USA und Südkorea zahlen Rekordprämien
Auch der Rubel rollt

Erst rollt der Ball, dann der Rubel - und für die besten Russen sogar ein Porsche. Prämien im Spektrum zwischen Bescheidenheit und Größenwahn sollen den Fußball-Profis bei der am 31. Mai beginnenden Weltmeisterschaft Beine machen, Siege belohnen und den Champions am Ende den Titel mit sechsstelligen Summen versüßen.

dpa HAMBURG. Guinness schießt den Vogel ab: Eine Million Dollar (1,09 Millionen Euro) lobt die weltbekannte Brauerei für jene afrikanische Mannschaft aus, die den World Cup erstmals in der WM-Geschichte auf den Schwarzen Kontinent holt.
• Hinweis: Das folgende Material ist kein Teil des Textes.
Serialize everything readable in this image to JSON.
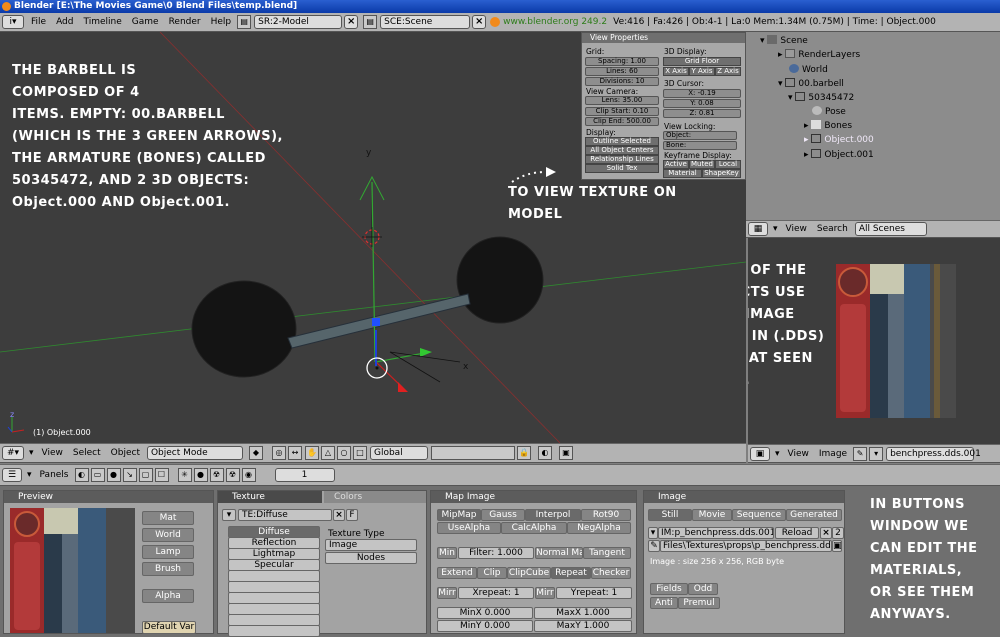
{
  "window": {
    "title": "Blender [E:\\The Movies Game\\0 Blend Files\\temp.blend]"
  },
  "info_header": {
    "menus": [
      "File",
      "Add",
      "Timeline",
      "Game",
      "Render",
      "Help"
    ],
    "screen": "SR:2-Model",
    "scene": "SCE:Scene",
    "url": "www.blender.org 249.2",
    "stats": "Ve:416 | Fa:426 | Ob:4-1 | La:0  Mem:1.34M (0.75M) | Time: | Object.000"
  },
  "viewport": {
    "annotation_main": "THE BARBELL IS\nCOMPOSED OF 4\nITEMS. EMPTY: 00.BARBELL\n(WHICH IS THE 3 GREEN ARROWS),\nTHE ARMATURE (BONES) CALLED\n50345472, AND 2 3D OBJECTS:\nObject.000 AND Object.001.",
    "annotation_texture": "TO VIEW TEXTURE ON\nMODEL",
    "annotation_images": "EACH OF THE\nOBJECTS USE\nTWO IMAGE\nFILES IN (.DDS)\nFORMAT SEEN\nHERE.",
    "object_label": "(1) Object.000",
    "axis_y": "y",
    "axis_x": "x",
    "axis_z": "z"
  },
  "view_properties": {
    "title": "View Properties",
    "grid_label": "Grid:",
    "spacing": "Spacing: 1.00",
    "lines": "Lines: 60",
    "divisions": "Divisions: 10",
    "view_camera_label": "View Camera:",
    "lens": "Lens: 35.00",
    "clip_start": "Clip Start: 0.10",
    "clip_end": "Clip End: 500.00",
    "display_label": "Display:",
    "outline_selected": "Outline Selected",
    "all_object_centers": "All Object Centers",
    "relationship_lines": "Relationship Lines",
    "solid_tex": "Solid Tex",
    "display3d_label": "3D Display:",
    "grid_floor": "Grid Floor",
    "x_axis": "X Axis",
    "y_axis": "Y Axis",
    "z_axis": "Z Axis",
    "cursor_label": "3D Cursor:",
    "cx": "X: -0.19",
    "cy": "Y: 0.08",
    "cz": "Z: 0.81",
    "view_locking_label": "View Locking:",
    "object_lock": "Object:",
    "bone_lock": "Bone:",
    "keyframe_label": "Keyframe Display:",
    "active": "Active",
    "muted": "Muted",
    "local": "Local",
    "material": "Material",
    "shapekey": "ShapeKey"
  },
  "outliner": {
    "items": [
      {
        "label": "Scene"
      },
      {
        "label": "RenderLayers"
      },
      {
        "label": "World"
      },
      {
        "label": "00.barbell"
      },
      {
        "label": "50345472"
      },
      {
        "label": "Pose"
      },
      {
        "label": "Bones"
      },
      {
        "label": "Object.000"
      },
      {
        "label": "Object.001"
      }
    ],
    "header_view": "View",
    "header_search": "Search",
    "header_scenes": "All Scenes"
  },
  "viewport_header": {
    "view": "View",
    "select": "Select",
    "object": "Object",
    "mode": "Object Mode",
    "orientation": "Global"
  },
  "image_header": {
    "view": "View",
    "image": "Image",
    "image_name": "benchpress.dds.001"
  },
  "buttons_header": {
    "panels": "Panels",
    "frame": "1"
  },
  "preview": {
    "title": "Preview",
    "mat": "Mat",
    "world": "World",
    "lamp": "Lamp",
    "brush": "Brush",
    "alpha": "Alpha",
    "default_var": "Default Var"
  },
  "texture": {
    "tab_texture": "Texture",
    "tab_colors": "Colors",
    "te_name": "TE:Diffuse",
    "slots": [
      "Diffuse",
      "Reflection",
      "Lightmap",
      "Specular",
      "",
      "",
      "",
      "",
      "",
      ""
    ],
    "texture_type_label": "Texture Type",
    "texture_type": "Image",
    "nodes": "Nodes"
  },
  "map_image": {
    "title": "Map Image",
    "mipmap": "MipMap",
    "gauss": "Gauss",
    "interpol": "Interpol",
    "rot90": "Rot90",
    "usealpha": "UseAlpha",
    "calcalpha": "CalcAlpha",
    "negalpha": "NegAlpha",
    "min": "Min",
    "filter": "Filter: 1.000",
    "normal_map": "Normal Ma",
    "tangent": "Tangent",
    "extend": "Extend",
    "clip": "Clip",
    "clipcube": "ClipCube",
    "repeat": "Repeat",
    "checker": "Checker",
    "mirr_x": "Mirr",
    "xrepeat": "Xrepeat: 1",
    "mirr_y": "Mirr",
    "yrepeat": "Yrepeat: 1",
    "minx": "MinX 0.000",
    "maxx": "MaxX 1.000",
    "miny": "MinY 0.000",
    "maxy": "MaxY 1.000"
  },
  "image_panel": {
    "title": "Image",
    "still": "Still",
    "movie": "Movie",
    "sequence": "Sequence",
    "generated": "Generated",
    "im_name": "IM:p_benchpress.dds.001",
    "reload": "Reload",
    "users": "2",
    "path": "Files\\Textures\\props\\p_benchpress.dds",
    "size_info": "Image : size 256 x 256, RGB byte",
    "fields": "Fields",
    "odd": "Odd",
    "anti": "Anti",
    "premul": "Premul"
  },
  "buttons_annotation": "IN BUTTONS\nWINDOW WE\nCAN EDIT THE\nMATERIALS,\nOR SEE THEM\nANYWAYS."
}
Eine fürstliche Prämie unter den 32 Teams hat Südkorea ausgelobt. Solch einen (symbolischen) Bonus kann sich der krasse Außenseiter aber auch locker leisten. Sollte der Co-Gastgeber am 30. Juni in Yokohama tatsächlich den Titel erobern, wären für jeden südkoreanischen Kicker 500 Millionen Won fällig - rund 433 000 Euro. Obendrein winkt den südkoreanischen Profis im Fall des Achtelfinal- Einzuges sogar der Erlass der 26 bis 30 Monate dauernden Wehrpflicht. Super-Sieger und auf einen Schlag Milliardär wäre im - äußerst unwahrscheinlichen - Endspiel-Sieg Südkoreas Trainer Guus Hiddink: Der ehemalige Bondscoach würde für den WM-Titel einen Extra-Bonus von einer Milliarde Won (865 000 Euro) kassieren.

Gegen die satten Erfolgshonorare der Franzosen (268 000 Euro pro Spieler für die Titelverteidigung), Brasilien (220 000 Euro), Kroatien (195 000 Euro), Belgien (176 000 Euro für Finale) und Italien (170 000 Euro) nimmt sich die Prämie für die 23 deutschen Hoffnungsträger bescheiden aus: Jeweils 92 000 Euro gibt's für Kahn & Co. - aber erst, wenn der vierte WM-Titel im Sack ist. Scheitert die Auswahl von Teamchef Rudi Völler bereits in der Vorrunde, werden die deutschen Fußball-Millionäre gar auf "Nulldiät" gesetzt.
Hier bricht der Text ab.